Une lente remise en question des valeurs de notre société semble s’installer alors que les violences, physiques ou morales, faites aux femmes sont bien plus largement dénoncées qu’il y a encore quelques années. Le combat est loin d’être gagné et on voit dans l’ombre ceux qu’un retour au silence réjouirait. La lutte par la parole pour mettre en évidence les douleurs invisibles est le nerf de cette guerre collective. Peut-être encore plus mis en avant que d’autres disciplines, le monde du cinéma et du sport sont hantés par de multiples polémiques qu’on aurait ignorées il y a encore peu de temps. Parmi les exemples récents, le documentaire édifiant de Marie Portolano et Guillaume Priou, “Je ne suis pas une salope, je suis une journaliste” est encore frais dans toutes les têtes et atteste du chemin qu’il reste à parcourir. C’est sur grand écran que les performances physiques et artistiques vont encore une fois se réunir avec cette fois une fiction: “Slalom” de Charlène Favier.

On plonge ici dans le monde du ski en suivant le destin de Lyz (Noée Abita), une adolescente prodige du slalom, et la relation toxique qui l’unit à son entraîneur Fred (Jérémie Renier), un arriviste prêt à toutes les bassesses. De compétitions en compétitions, la pression physique et psychologique que subit Lyz va se faire de plus en plus invivable alors que son coach se révèle être un parfait pervers obsessionnel.

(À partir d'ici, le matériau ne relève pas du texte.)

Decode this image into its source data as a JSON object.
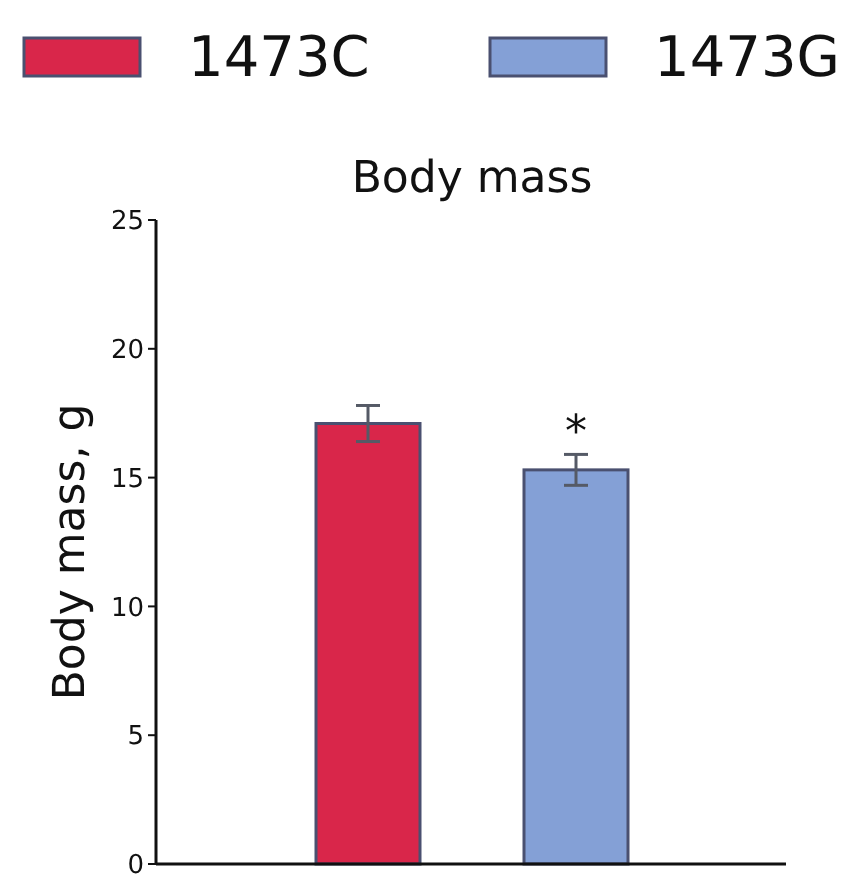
{
  "chart_data": {
    "type": "bar",
    "title": "Body mass",
    "ylabel": "Body mass, g",
    "categories": [
      null,
      null
    ],
    "series": [
      {
        "name": "1473C",
        "color": "#d9264a",
        "values": [
          17.1,
          null
        ],
        "errors": [
          0.7,
          null
        ]
      },
      {
        "name": "1473G",
        "color": "#84a0d6",
        "values": [
          null,
          15.3
        ],
        "errors": [
          null,
          0.6
        ]
      }
    ],
    "ylim": [
      0,
      25
    ],
    "yticks": [
      0,
      5,
      10,
      15,
      20,
      25
    ],
    "grid": false,
    "legend": "top",
    "annotations": [
      "*"
    ]
  }
}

Avant même de venir disséquer point par point les forces et faiblesses de l’œuvre de Charlène Favier, concédons-lui volontiers l’importance de son message. La mission que tente de relever “Slalom” est vertueuse et capitale dans un monde encore en plein questionnement sur les violences faites aux femmes mais aussi sur le stress infligé aux jeunes sportifs en général. Scénaristiquement, le film avance même quelques idées brillantes: le vide affectif laissé par les parents absents de Lyz et dans lequel s’engouffre son mentor avec vice semble être un axe intelligent. Dans le même esprit, la négation du corps et de son estime personnel au profit de la performance trouve écho dans notre triste réalité. Le sujet louable étant établi, il est temps de constater avec une légère pointe d’amertume que la plupart des faiblesses de “Slalom” découle d’une envie de trop bien faire qui va parasiter le fond.

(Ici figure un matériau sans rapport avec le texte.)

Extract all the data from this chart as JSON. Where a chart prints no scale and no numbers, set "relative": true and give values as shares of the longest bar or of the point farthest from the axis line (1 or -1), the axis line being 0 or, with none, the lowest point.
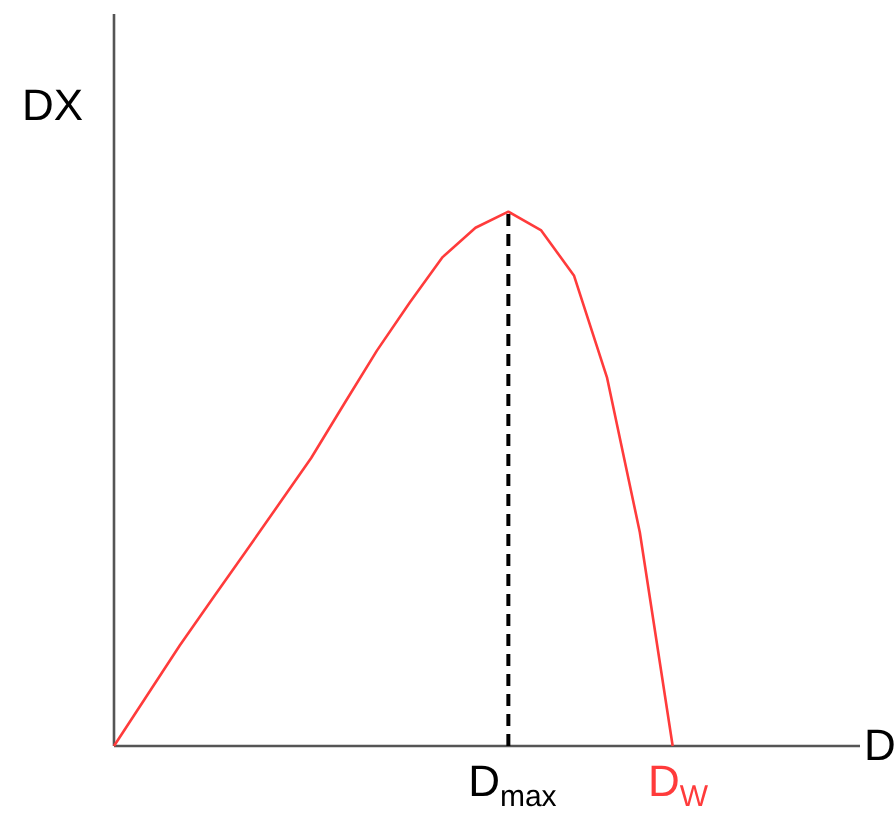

« La montagne, ça vous gagne »

En cherchant à saisir la moindre nuance, parfois au détriment de l’expérience du spectateur, Charlène Favier s’égare un peu. Malgré la durée restreinte du film, son script relativement convenu semble traîner en longueur. On comprend le dilemme de la réalisatrice face à une tâche titanesque, mais on est sur la réserve concernant le rythme global parfois chaotique. “Slalom” perd finalement en authenticité lorsqu’il tente de couvrir le spectre complet de la perversion. L’échelle intime fonctionne mieux que les grands enjeux dans ce douloureux périple.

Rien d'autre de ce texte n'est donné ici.